Recently, the International Working Group-Myeloproliferative Neoplasms Research Treatment (IWG-MRT) and European LeukemiaNet (IWG-MRT-ELN) revised their response criteria for MF patients [39].
The 2013 revision included a strict definition of RBC transfusion dependency and introduced the MPN-SAF TSS [40] as a quantifiable method for scoring disease-related symptoms. MPN-SAF TSS [40] is calculated as the mean score for 10 items (fatigue, concentration, early satiety, inactivity, night sweats, itching, bone pain, abdominal discomfort, weight loss, and fever) adapted from the Brief Fatigue Inventory [41] and MPN-SAF self-assessment [42]. Each item is scored on a 0 (absent/as good as it can be) to 10 (worst imaginable/as bad as it can be) scale, and MPN-SAF TSS is computed as the average of the observed items multiplied by 10 to achieve a 0-to-100 total scale [40]. Since several clinical trials demonstrated that anemia [43] and spleen [31,44] responses are well correlated with patients’ quality of life, they suggested anemia and spleen responses be included in the additional composite response category along with the assessment of MPN-SAF TSS [39]. Moreover, they recommended new response criteria to assess cytogenetic and molecular remissions with treatment [39].
Response criteria in this guideline are derived from the 2013 IWG-MRT-ELN response assessment with minimal modifications (Table 3) [45]. The 2013 IWG-MRT-ELN guidelines recommended molecular monitoring for MF patients [39] every 6 months. On the other hand, the Nordic MPN group did not recommend routine BM examination or routine monitoring of molecular responses during treatment of MF patients without a stem cell transplant setting [46]. The role of reduction of the JAK2 V617F allele burden in clinical findings or treatment outcomes of MF patients remains to be elucidated [36,47,48]. However, a recent clinical trial demonstrated that JAK2 V617F allele burden is a predictive factor of treatment outcome and risk of relapse in stem cell transplanted patients with MPNs [49]. Hence, routine molecular monitoring in PMF patients can be reserved for experimental or stem cell transplant settings.

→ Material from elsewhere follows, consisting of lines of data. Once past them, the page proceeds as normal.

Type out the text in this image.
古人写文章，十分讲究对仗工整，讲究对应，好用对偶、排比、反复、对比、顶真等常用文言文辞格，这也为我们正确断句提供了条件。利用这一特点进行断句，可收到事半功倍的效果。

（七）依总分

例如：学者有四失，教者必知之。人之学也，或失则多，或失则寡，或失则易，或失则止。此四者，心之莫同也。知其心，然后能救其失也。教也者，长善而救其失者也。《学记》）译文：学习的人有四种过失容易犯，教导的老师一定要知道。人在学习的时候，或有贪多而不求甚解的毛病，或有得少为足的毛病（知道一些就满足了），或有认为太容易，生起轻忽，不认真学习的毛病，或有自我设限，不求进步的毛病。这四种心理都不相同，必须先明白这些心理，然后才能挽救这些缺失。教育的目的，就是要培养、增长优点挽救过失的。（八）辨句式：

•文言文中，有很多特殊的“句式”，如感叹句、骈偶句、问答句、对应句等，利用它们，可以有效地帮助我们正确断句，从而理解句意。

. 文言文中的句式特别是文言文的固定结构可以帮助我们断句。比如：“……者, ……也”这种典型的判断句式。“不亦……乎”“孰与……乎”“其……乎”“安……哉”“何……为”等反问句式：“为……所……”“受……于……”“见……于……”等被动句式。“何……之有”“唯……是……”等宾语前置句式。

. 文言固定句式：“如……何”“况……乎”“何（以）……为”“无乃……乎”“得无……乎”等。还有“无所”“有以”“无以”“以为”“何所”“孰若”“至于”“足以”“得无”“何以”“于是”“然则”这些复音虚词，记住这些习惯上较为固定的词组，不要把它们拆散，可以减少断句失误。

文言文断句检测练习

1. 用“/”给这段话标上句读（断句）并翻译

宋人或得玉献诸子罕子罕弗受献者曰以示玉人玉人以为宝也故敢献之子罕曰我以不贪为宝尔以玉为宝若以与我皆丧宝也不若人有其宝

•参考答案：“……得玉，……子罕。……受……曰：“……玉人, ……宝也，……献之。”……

Traditional treatment approaches

Stem cell transplantation

Allogeneic stem cell transplantation (allo-SCT) is the only curative treatment in PMF. However, transplant-related mortality and severe morbidity occur in half of patients. In a large study of allo-SCT in PMF, 5-year disease-free survival and treatment-related mortality were 33% and 35% for matched related and 27% and 50% for unrelated transplants, respectively [50]. Due to its significant toxicity, allo-SCT should be considered in patients with an expected survival of less than 5 years. Therefore, allo-SCT is recommended in patients assessed as intermediate-2 and high risk at diagnosis, and during follow-up of younger low and intermediate-1 patients who progress to a higher risk by DIPSS or DIPSS plus evaluation [2,51-54]. In terms of a conditioning regimen, patients over 40 or 45 years have exhibited very poor survival after myeloablative conditioning, but reduced-intensity conditioning has improved results in those patients [55]. Therefore, reduced-intensity transplantation should be considered for patients aged 40 or over.
Autologous stem cell transplantation (auto-SCT) demonstrated only a modest benefit and little therapeutic efficacy in a previous study; hence, auto-SCT is not recommended in PMF patients [56].

Treatment of anemia

Erythropoiesis-stimulating agents (ESAs) can benefit PMF patients. ESAs have been shown to effectively increase hemoglobin levels in 20% to 60% of PMF patients. A plasma erythropoietin level below 125 U/L has been associated with a higher probability of response [57]. Corticosteroids such as prednisone may be temporarily effective for treatment of symptoms [54,58]. Androgenic steroids such as danazol may stimulate BM function and have been shown to improve hemoglobin concentration in 40% of patients [59]. Thalidomide [60] or lenalidomide [61] in combination with low-dose prednisone can increase hemoglobin levels and decrease spleen size. However, drug adverse effects—including hepatotoxicity and virilizing effects for androgens, peripheral neuropathy for thalidomide, and myelosuppression for lenalidomide—should be monitored [54,62].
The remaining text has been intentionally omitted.